Le marché des logiciels de gestion de droits d'auteur – comme l'ensemble du secteur des logiciels d'entreprise – est bouleversé par l'intelligence artificielle, ainsi que par l'évolution des usages de lecture et des exploitations (numérique, audio, IA…). En France, il doit aussi faire face à des changements réglementaires, comme l'obligation de reddition semestrielle d'ici 2027, à laquelle les principaux acteurs se disent déjà prêts à faire face, et la facturation électronique obligatoire pour le B2B à partir du 1er septembre 2026, qui est en train d'être intégrée aux produits.
Nouveaux entrants
Un grand chambardement qui incite les acteurs à aller au-delà des fondamentaux proposés par leurs modèles qui vont de la gestion des contrats à la reddition des comptes, en passant par le calcul de tous les droits des contrats et des cessions ainsi que des droits annexes (droits de prêts Sofia, CFC, etc.).
Pour autant, « le marché est stable en ce qui concerne les grands éditeurs », affirme Joseph Khoury, directeur commercial chez l'américain Fadel, spécialiste des licences, qui équipe Hachette Livre, Editis et Média Participations (hors BD). « La compétition est surtout à l'œuvre sur le segment des PME », estime le représentant du leader du marché, arrivé en France en 2020.
Najlae Zeitouni, cofondatrice de Crealo.- Photo ADAM MORTONPour télécharger ce document, vous devez d'abord acheter l'article correspondant.

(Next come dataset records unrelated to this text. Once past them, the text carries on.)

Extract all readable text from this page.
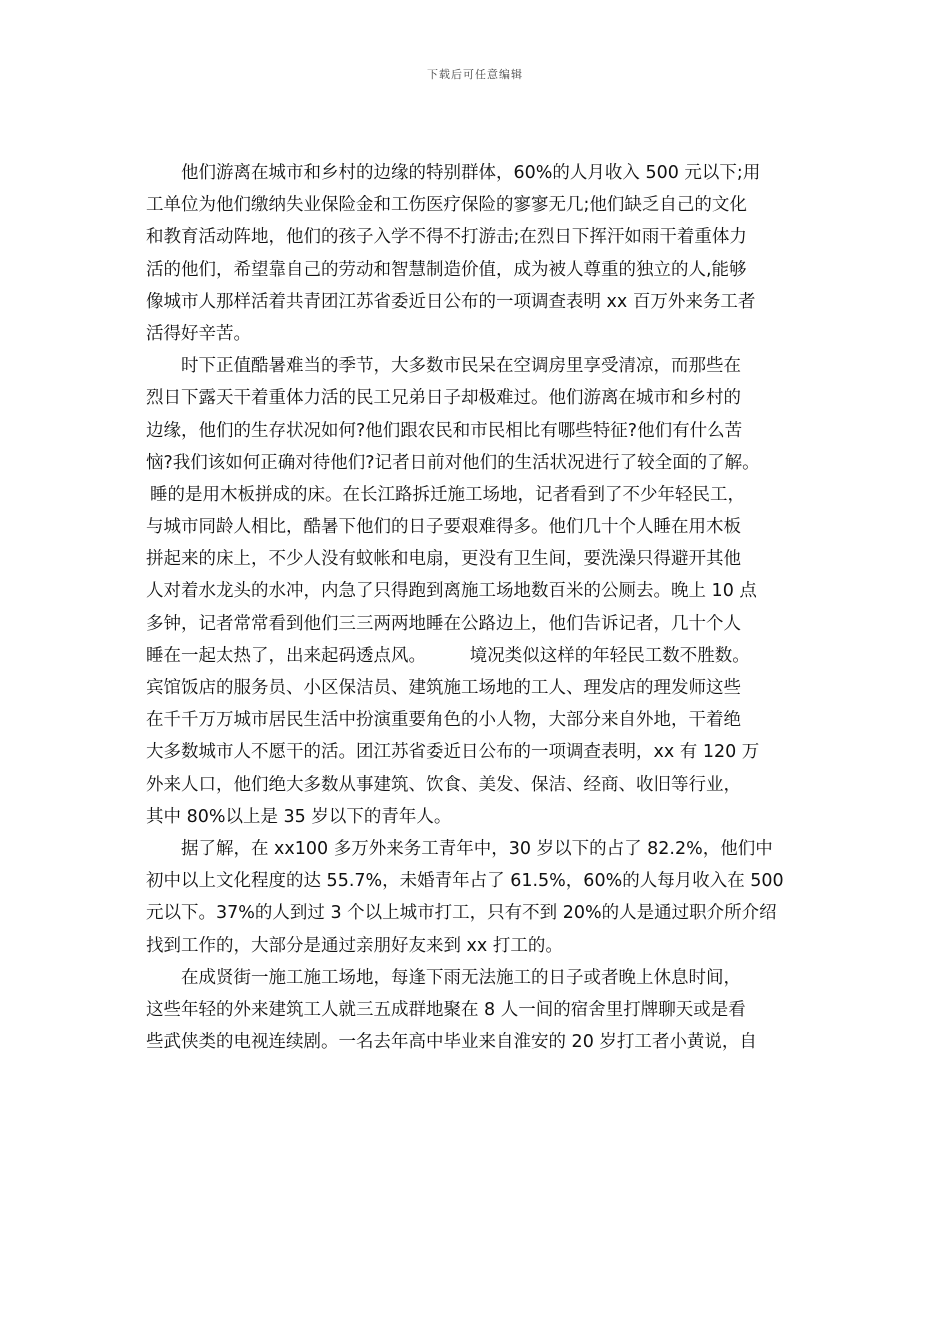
下载后可任意编辑
他们游离在城市和乡村的边缘的特别群体，60%的人月收入 500 元以下;用
工单位为他们缴纳失业保险金和工伤医疗保险的寥寥无几;他们缺乏自己的文化
和教育活动阵地，他们的孩子入学不得不打游击;在烈日下挥汗如雨干着重体力
活的他们，希望靠自己的劳动和智慧制造价值，成为被人尊重的独立的人,能够
像城市人那样活着共青团江苏省委近日公布的一项调查表明 xx 百万外来务工者
活得好辛苦。
时下正值酷暑难当的季节，大多数市民呆在空调房里享受清凉，而那些在
烈日下露天干着重体力活的民工兄弟日子却极难过。他们游离在城市和乡村的
边缘，他们的生存状况如何?他们跟农民和市民相比有哪些特征?他们有什么苦
恼?我们该如何正确对待他们?记者日前对他们的生活状况进行了较全面的了解。
睡的是用木板拼成的床。在长江路拆迁施工场地，记者看到了不少年轻民工，
与城市同龄人相比，酷暑下他们的日子要艰难得多。他们几十个人睡在用木板
拼起来的床上，不少人没有蚊帐和电扇，更没有卫生间，要洗澡只得避开其他
人对着水龙头的水冲，内急了只得跑到离施工场地数百米的公厕去。晚上 10 点
多钟，记者常常看到他们三三两两地睡在公路边上，他们告诉记者，几十个人
睡在一起太热了，出来起码透点风。　　　境况类似这样的年轻民工数不胜数。
宾馆饭店的服务员、小区保洁员、建筑施工场地的工人、理发店的理发师这些
在千千万万城市居民生活中扮演重要角色的小人物，大部分来自外地，干着绝
大多数城市人不愿干的活。团江苏省委近日公布的一项调查表明，xx 有 120 万
外来人口，他们绝大多数从事建筑、饮食、美发、保洁、经商、收旧等行业，
其中 80%以上是 35 岁以下的青年人。
据了解，在 xx100 多万外来务工青年中，30 岁以下的占了 82.2%，他们中
初中以上文化程度的达 55.7%，未婚青年占了 61.5%，60%的人每月收入在 500
元以下。37%的人到过 3 个以上城市打工，只有不到 20%的人是通过职介所介绍
找到工作的，大部分是通过亲朋好友来到 xx 打工的。
在成贤街一施工施工场地，每逢下雨无法施工的日子或者晚上休息时间，
这些年轻的外来建筑工人就三五成群地聚在 8 人一间的宿舍里打牌聊天或是看
些武侠类的电视连续剧。一名去年高中毕业来自淮安的 20 岁打工者小黄说，自
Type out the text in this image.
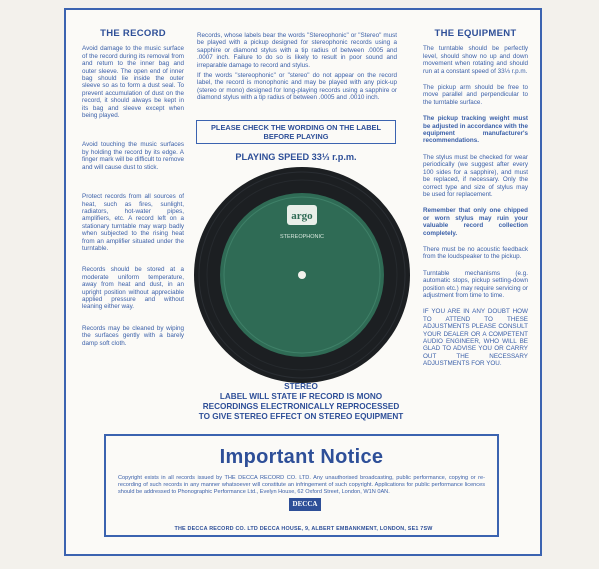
THE RECORD

Avoid damage to the music surface of the record during its removal from and return to the inner bag and outer sleeve. The open end of inner bag should lie inside the outer sleeve so as to form a dust seal. To prevent accumulation of dust on the record, it should always be kept in its bag and sleeve except when being played.

Avoid touching the music surfaces by holding the record by its edge. A finger mark will be difficult to remove and will cause dust to stick.

Protect records from all sources of heat, such as fires, sunlight, radiators, hot-water pipes, amplifiers, etc. A record left on a stationary turntable may warp badly when subjected to the rising heat from an amplifier situated under the turntable.

Records should be stored at a moderate uniform temperature, away from heat and dust, in an upright position without appreciable applied pressure and without leaning either way.

Records may be cleaned by wiping the surfaces gently with a barely damp soft cloth.

Records, whose labels bear the words "Stereophonic" or "Stereo" must be played with a pickup designed for stereophonic records using a sapphire or diamond stylus with a tip radius of between .0005 and .0007 inch. Failure to do so is likely to result in poor sound and irreparable damage to record and stylus.

If the words "stereophonic" or "stereo" do not appear on the record label, the record is monophonic and may be played with any pick-up (stereo or mono) designed for long-playing records using a sapphire or diamond stylus with a tip radius of between .0005 and .0010 inch.

PLEASE CHECK THE WORDING ON THE LABEL BEFORE PLAYING
PLAYING SPEED 33⅓ r.p.m.
argo
STEREOPHONIC
STEREO
LABEL WILL STATE IF RECORD IS MONO RECORDINGS ELECTRONICALLY REPROCESSED TO GIVE STEREO EFFECT ON STEREO EQUIPMENT
THE EQUIPMENT

The turntable should be perfectly level, should show no up and down movement when rotating and should run at a constant speed of 33⅓ r.p.m.

The pickup arm should be free to move parallel and perpendicular to the turntable surface.

The pickup tracking weight must be adjusted in accordance with the equipment manufacturer's recommendations.

The stylus must be checked for wear periodically (we suggest after every 100 sides for a sapphire), and must be replaced, if necessary. Only the correct type and size of stylus may be used for replacement.

Remember that only one chipped or worn stylus may ruin your valuable record collection completely.

There must be no acoustic feedback from the loudspeaker to the pickup.

Turntable mechanisms (e.g. automatic stops, pickup setting-down position etc.) may require servicing or adjustment from time to time.

IF YOU ARE IN ANY DOUBT HOW TO ATTEND TO THESE ADJUSTMENTS PLEASE CONSULT YOUR DEALER OR A COMPETENT AUDIO ENGINEER, WHO WILL BE GLAD TO ADVISE YOU OR CARRY OUT THE NECESSARY ADJUSTMENTS FOR YOU.

Important Notice
Copyright exists in all records issued by THE DECCA RECORD CO. LTD. Any unauthorised broadcasting, public performance, copying or re-recording of such records in any manner whatsoever will constitute an infringement of such copyright. Applications for public performance licences should be addressed to Phonographic Performance Ltd., Evelyn House, 62 Oxford Street, London, W1N 0AN.
DECCA
THE DECCA RECORD CO. LTD DECCA HOUSE, 9, ALBERT EMBANKMENT, LONDON, SE1 7SW
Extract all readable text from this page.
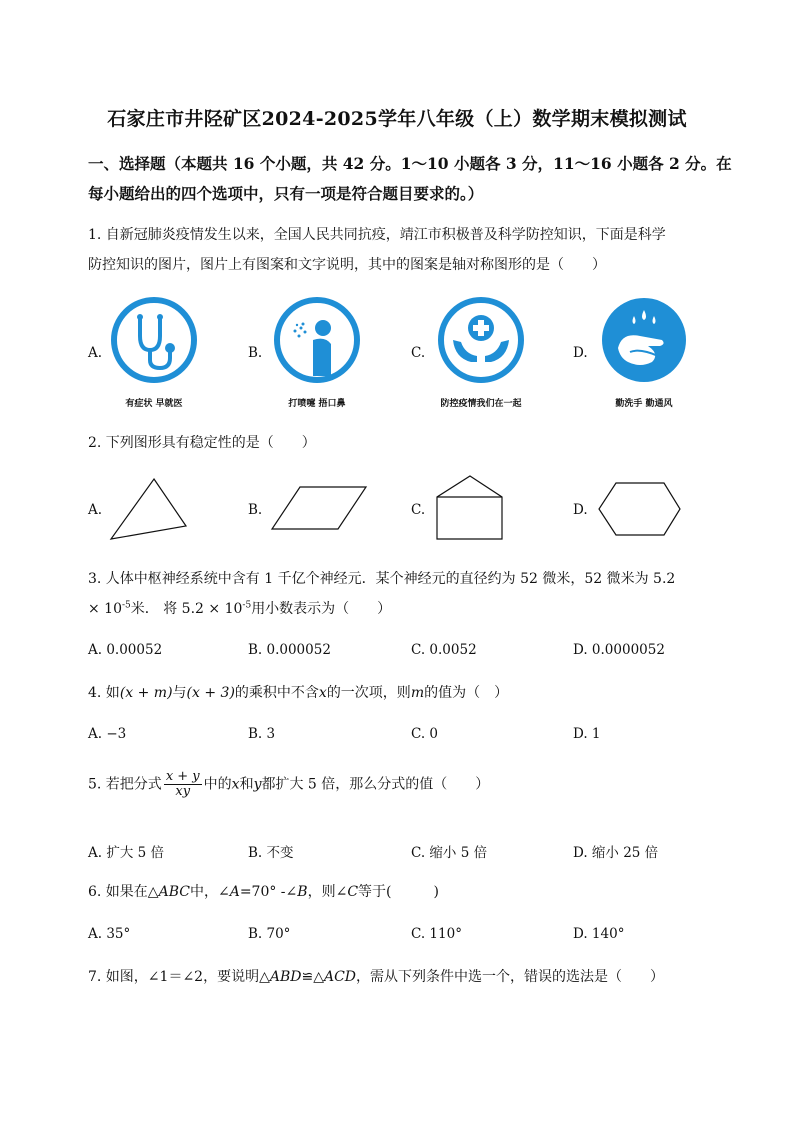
石家庄市井陉矿区2024-2025学年八年级（上）数学期末模拟测试
一、选择题（本题共 16 个小题，共 42 分。1～10 小题各 3 分，11～16 小题各 2 分。在
每小题给出的四个选项中，只有一项是符合题目要求的。）
1. 自新冠肺炎疫情发生以来，全国人民共同抗疫，靖江市积极普及科学防控知识，下面是科学
防控知识的图片，图片上有图案和文字说明，其中的图案是轴对称图形的是（　　）
A.	B.	C.	D.
有症状 早就医	打喷嚏 捂口鼻	防控疫情我们在一起	勤洗手 勤通风
2. 下列图形具有稳定性的是（　　）
A.	B.	C.	D.
3. 人体中枢神经系统中含有 1 千亿个神经元．某个神经元的直径约为 52 微米，52 微米为 5.2
× $10^{-5}$米． 将 $5.2 \times 10^{-5}$用小数表示为（　　）
A. 0.00052	B. 0.000052	C. 0.0052	D. 0.0000052
4. 如(x + m)与(x + 3)的乘积中不含x的一次项，则m的值为（　）
A. −3	B. 3	C. 0	D. 1
5. 若把分式 $\frac{x + y}{xy}$ 中的x和y都扩大 5 倍，那么分式的值（　　）
A. 扩大 5 倍	B. 不变	C. 缩小 5 倍	D. 缩小 25 倍
6. 如果在△ABC中，∠A=70° -∠B，则∠C等于(　　　)
A. 35°	B. 70°	C. 110°	D. 140°
7. 如图，∠1＝∠2，要说明△ABD≌△ACD，需从下列条件中选一个，错误的选法是（　　）
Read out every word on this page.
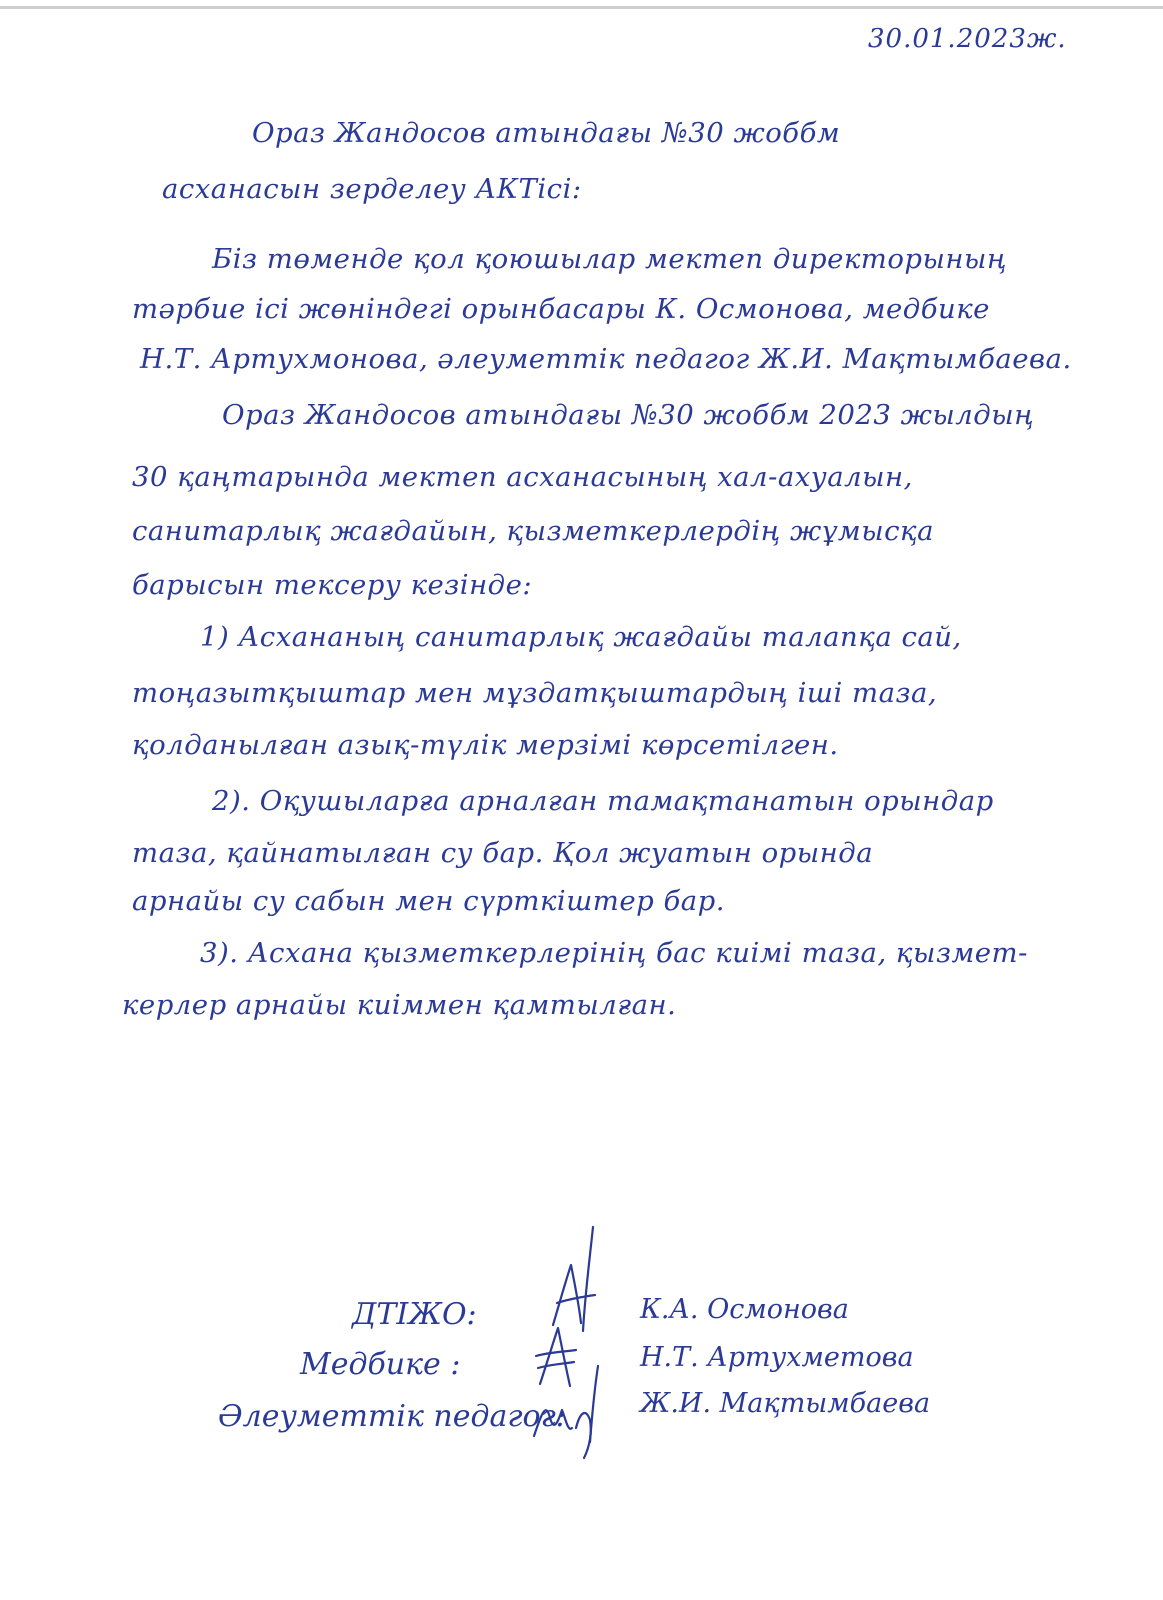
30.01.2023ж.
Ораз Жандосов атындағы №30 жоббм
асханасын зерделеу АКТісі:
Біз төменде қол қоюшылар мектеп директорының
тәрбие ісі жөніндегі орынбасары К. Осмонова, медбике
Н.Т. Артухмонова, әлеуметтік педагог Ж.И. Мақтымбаева.
Ораз Жандосов атындағы №30 жоббм 2023 жылдың
30 қаңтарында мектеп асханасының хал-ахуалын,
санитарлық жағдайын, қызметкерлердің жұмысқа
барысын тексеру кезінде:
1) Асхананың санитарлық жағдайы талапқа сай,
тоңазытқыштар мен мұздатқыштардың ішi таза,
қолданылған азық-түлік мерзімі көрсетілген.
2). Оқушыларға арналған тамақтанатын орындар
таза, қайнатылған су бар. Қол жуатын орында
арнайы су сабын мен сүрткіштер бар.
3). Асхана қызметкерлерінің бас киімі таза, қызмет-
керлер арнайы киіммен қамтылған.
ДТІЖО:	К.А. Осмонова
Медбике :	Н.Т. Артухметова
Әлеуметтік педагог:	Ж.И. Мақтымбаева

Face aux acteurs historiques que sont par exemple de Laroussilhe Informatique, 2DCOM, Klopotek, ou encore le géant des applications d'entreprise SAP, de nouvelles sociétés ont en effet investi le terrain, à l'instar de Crealo, cofondée en 2021 par Mohammed Belghiti et Najlae Zeitouni, ou plus récemment d'Altho Systems. Créée en 2025 par Thomas Valvo et Christophe Galland, l'entreprise prévoit de lancer Altho Edit en juin, une solution de gestion éditoriale pour petites et moyennes structures dont la seconde phase, annoncée pour janvier 2027, intégrera la gestion des auteurs avec un système de reddition automatisé.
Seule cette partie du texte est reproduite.